Search by inorder in binary search tree

Question

I use inorder to show result of search name which store in binary search tree but when i run it example i have: Employee name "abc" and "ab" and i input name ="abc" it show 2 of them.Anyone can help me what is my fault :( ty

public void searchFull(String name) {
        EmployeeSLLNode p = root;
        n=0;
        if (p != null) {
            inorder(p.left);
            if(p.info.getFullname().equals(name)) {
                    n++;
             System.out.printf("%2s  %-5s   %-8s   %-6s   %-6s%n", n, p.info.getID(), p.info.getFullname(), p.info.getAge(), p.info.getGender());
            }
             inorder(p.right);
        }
    }

Answer 1

In-order traversal is equivalent to iterating a TreeMap 's entrySet .

final Map<String, Employee> employees = new TreeMap<String, Employee>();
...
for (final Map.Entry<String, Employee> entry : employees.entrySet()) {
  /* iterating in-order */
}

TreeMap simply uses a binary search tree (in particular, according to the specification , a red-black tree).
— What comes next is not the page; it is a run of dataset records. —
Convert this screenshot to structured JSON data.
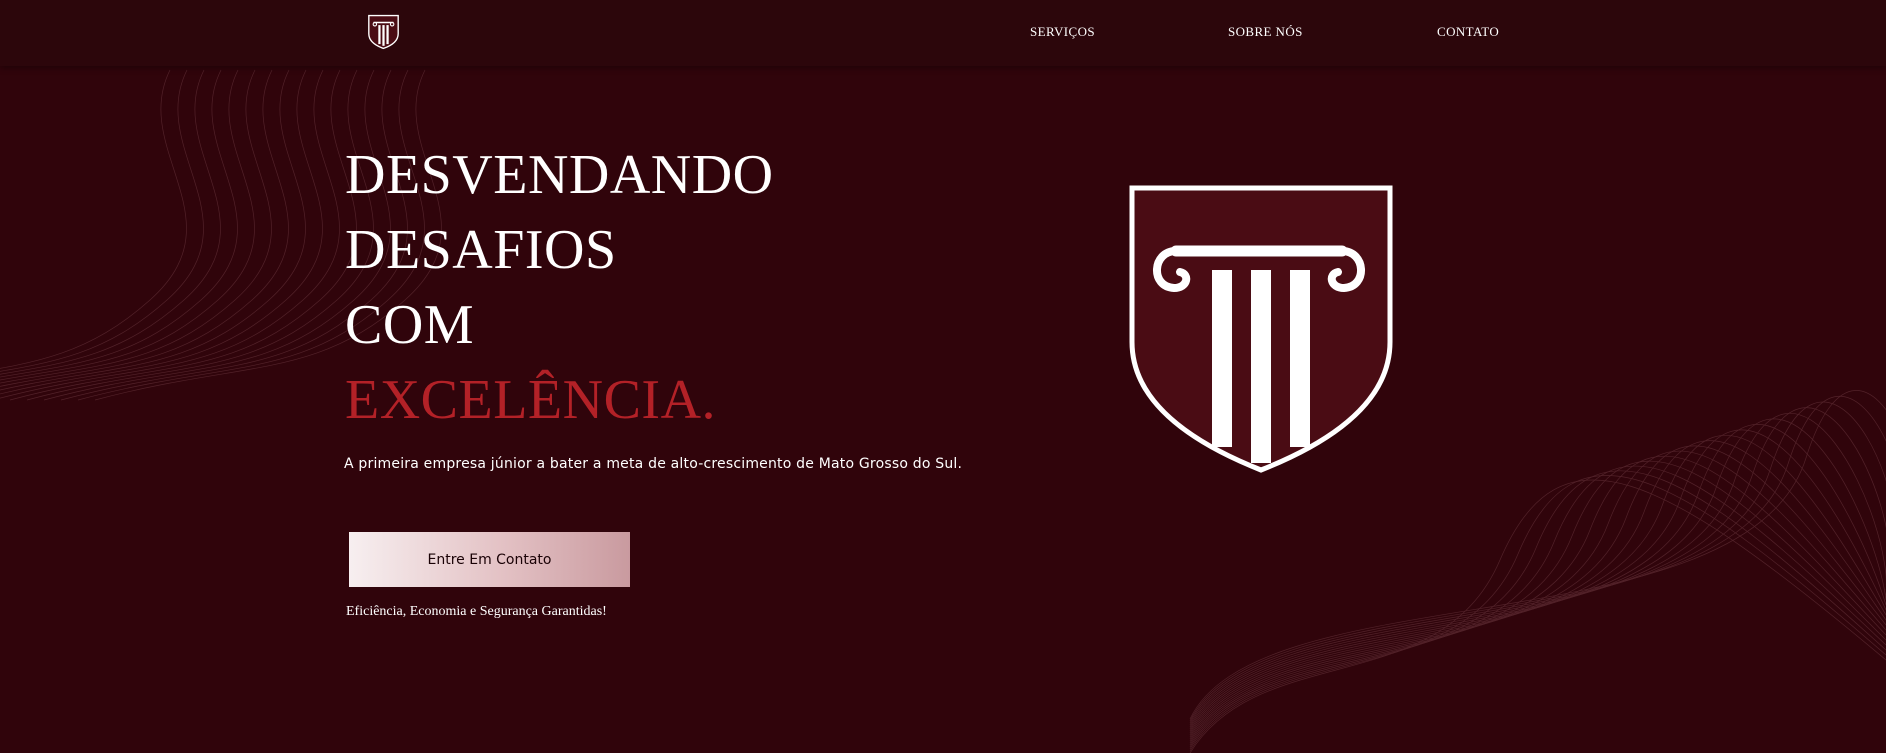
{
  "nav": {
    "logo_icon": "column-shield-icon",
    "items": [
      {
        "label": "SERVIÇOS"
      },
      {
        "label": "SOBRE NÓS"
      },
      {
        "label": "CONTATO"
      }
    ]
  },
  "hero": {
    "title_lines": [
      "DESVENDANDO",
      "DESAFIOS",
      "COM"
    ],
    "title_accent": "EXCELÊNCIA.",
    "subtitle": "A primeira empresa júnior a bater a meta de alto-crescimento de Mato Grosso do Sul.",
    "cta_label": "Entre Em Contato",
    "tagline": "Eficiência, Economia e Segurança Garantidas!",
    "emblem_icon": "column-shield-icon"
  },
  "colors": {
    "background": "#30040b",
    "navbar": "#2c060b",
    "accent": "#b32127",
    "emblem_fill": "#4a0c14",
    "text": "#ffffff"
  }
}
Consider using it instead of rolling your own solution ;-)

---

That being said, if you're intent on rolling your own, maybe try something like this...
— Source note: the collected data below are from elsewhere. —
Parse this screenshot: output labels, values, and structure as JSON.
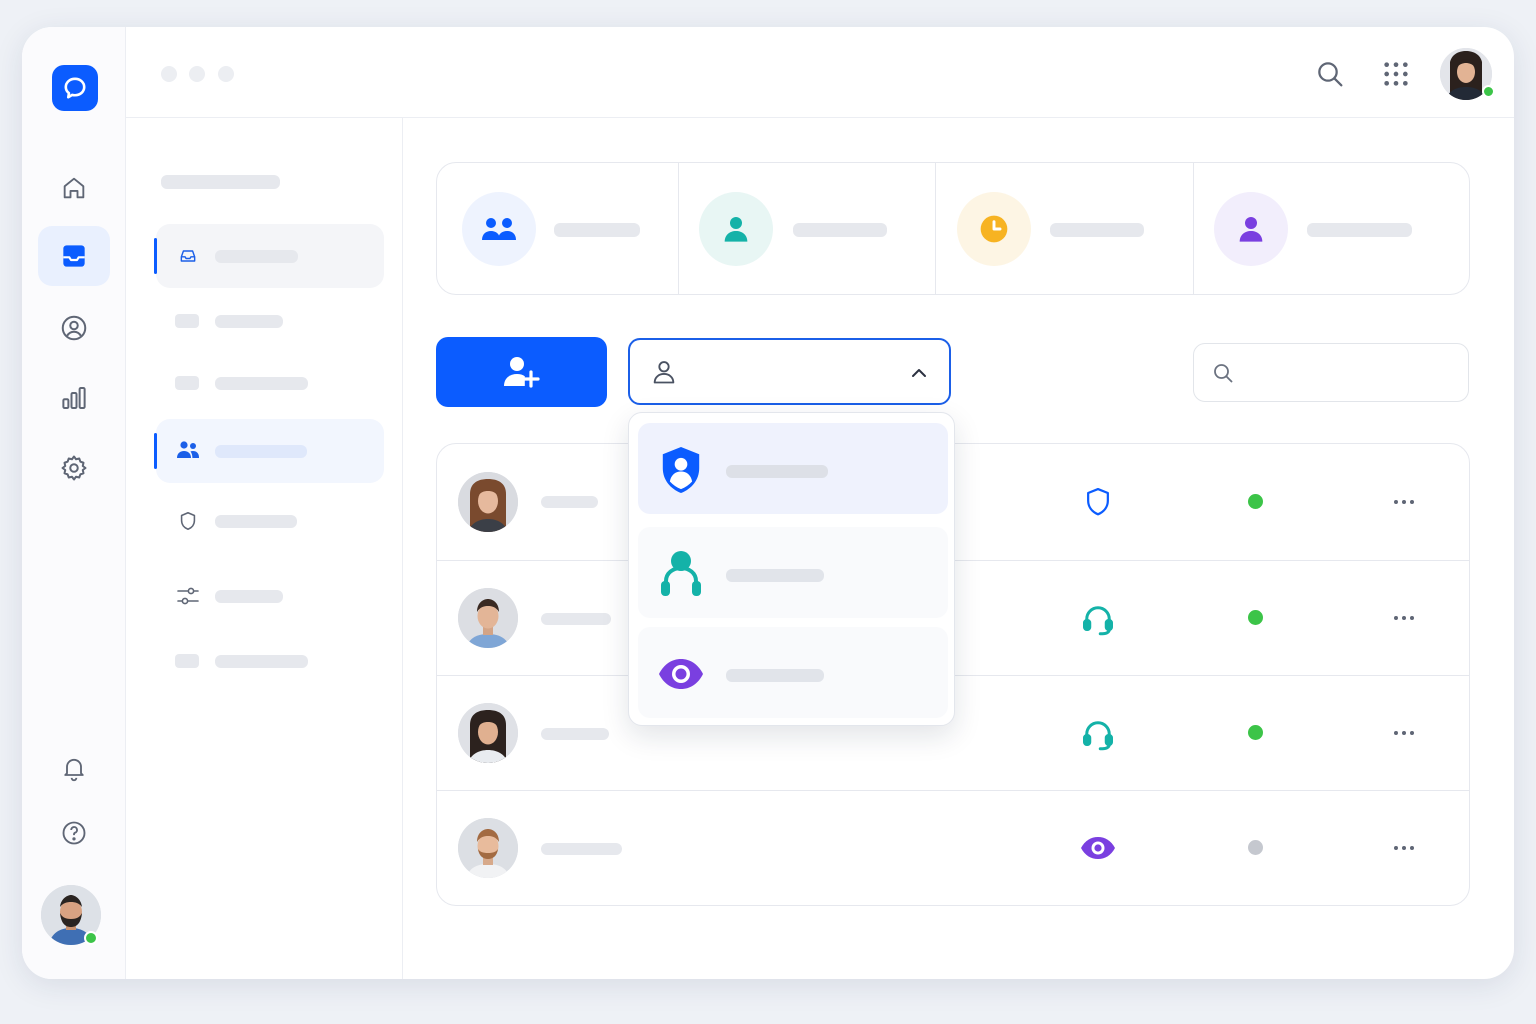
{
  "colors": {
    "accent": "#0b5cff",
    "teal": "#14b2a8",
    "amber": "#f7b322",
    "purple": "#7a3fe0",
    "online": "#3cc448",
    "offline": "#c5c8cf"
  },
  "rail": {
    "logo_icon": "chat-bubble-icon",
    "items": [
      {
        "icon": "home-icon",
        "active": false
      },
      {
        "icon": "inbox-icon",
        "active": true
      },
      {
        "icon": "user-circle-icon",
        "active": false
      },
      {
        "icon": "bar-chart-icon",
        "active": false
      },
      {
        "icon": "gear-icon",
        "active": false
      }
    ],
    "bottom": [
      "bell-icon",
      "help-icon"
    ],
    "user_status": "online"
  },
  "topbar": {
    "icons": [
      "search-icon",
      "apps-grid-icon"
    ],
    "user_status": "online"
  },
  "nav": {
    "items": [
      {
        "icon": "inbox-icon",
        "state": "selected"
      },
      {
        "icon": "placeholder-icon",
        "state": "normal"
      },
      {
        "icon": "placeholder-icon",
        "state": "normal"
      },
      {
        "icon": "users-icon",
        "state": "active"
      },
      {
        "icon": "shield-icon",
        "state": "normal"
      },
      {
        "icon": "sliders-icon",
        "state": "normal"
      },
      {
        "icon": "placeholder-icon",
        "state": "normal"
      }
    ]
  },
  "stats": [
    {
      "icon": "users-icon",
      "color": "#0b5cff",
      "bg": "#eef3fe"
    },
    {
      "icon": "user-icon",
      "color": "#14b2a8",
      "bg": "#e8f6f4"
    },
    {
      "icon": "clock-icon",
      "color": "#f7b322",
      "bg": "#fdf5e4"
    },
    {
      "icon": "user-icon",
      "color": "#7a3fe0",
      "bg": "#f2eefc"
    }
  ],
  "toolbar": {
    "add_button_icon": "user-plus-icon",
    "role_select_icon": "user-icon",
    "role_select_state": "open",
    "search_icon": "search-icon"
  },
  "role_options": [
    {
      "icon": "shield-user-icon",
      "color": "#0b5cff",
      "highlighted": true
    },
    {
      "icon": "agent-icon",
      "color": "#14b2a8",
      "highlighted": false
    },
    {
      "icon": "eye-icon",
      "color": "#7a3fe0",
      "highlighted": false
    }
  ],
  "members": [
    {
      "role_icon": "shield-icon",
      "role_color": "#0b5cff",
      "status": "online"
    },
    {
      "role_icon": "headset-icon",
      "role_color": "#14b2a8",
      "status": "online"
    },
    {
      "role_icon": "headset-icon",
      "role_color": "#14b2a8",
      "status": "online"
    },
    {
      "role_icon": "eye-icon",
      "role_color": "#7a3fe0",
      "status": "offline"
    }
  ]
}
public EmployeeSSLnode search(final EmployeeSSLnode root, final String name) {
  EmployeeSSLnode left;
  return root == null
    ? null
    : (left = search(root.left, name)) == null
      ? root.info.getFullname().equals(name)
        ? root
        : search(root.right, name)
      : left;
}

Answer 2

I think this is what you can do.But ensure that your your tree doesn't have the duplicate names.

public void searchFull(EmployeeSLLnode p, String name) {
    if (p == null)
        return;
    searchFull(p -> left, name);
    if (p.info.getFullname().equals(name)) {
        //This is the node do other stuff here
        return;
    }
    searchFull(p -> right, name);

}

Also it would be better to do general search in BST instead of searching through Inorder. Inorder searcing in BST would actually ruin the whole purpose of BST . Compare the input Name with node using compareTo() method of String class and depending on whether name is alphabetically later or earlier move either to right or left.

Answer 3

Most of this code should be inside the inorder() method. Undoubtedly it actually is, so you have two prints, so you get two outputs. All the searchFull() method should do is call inorder(root).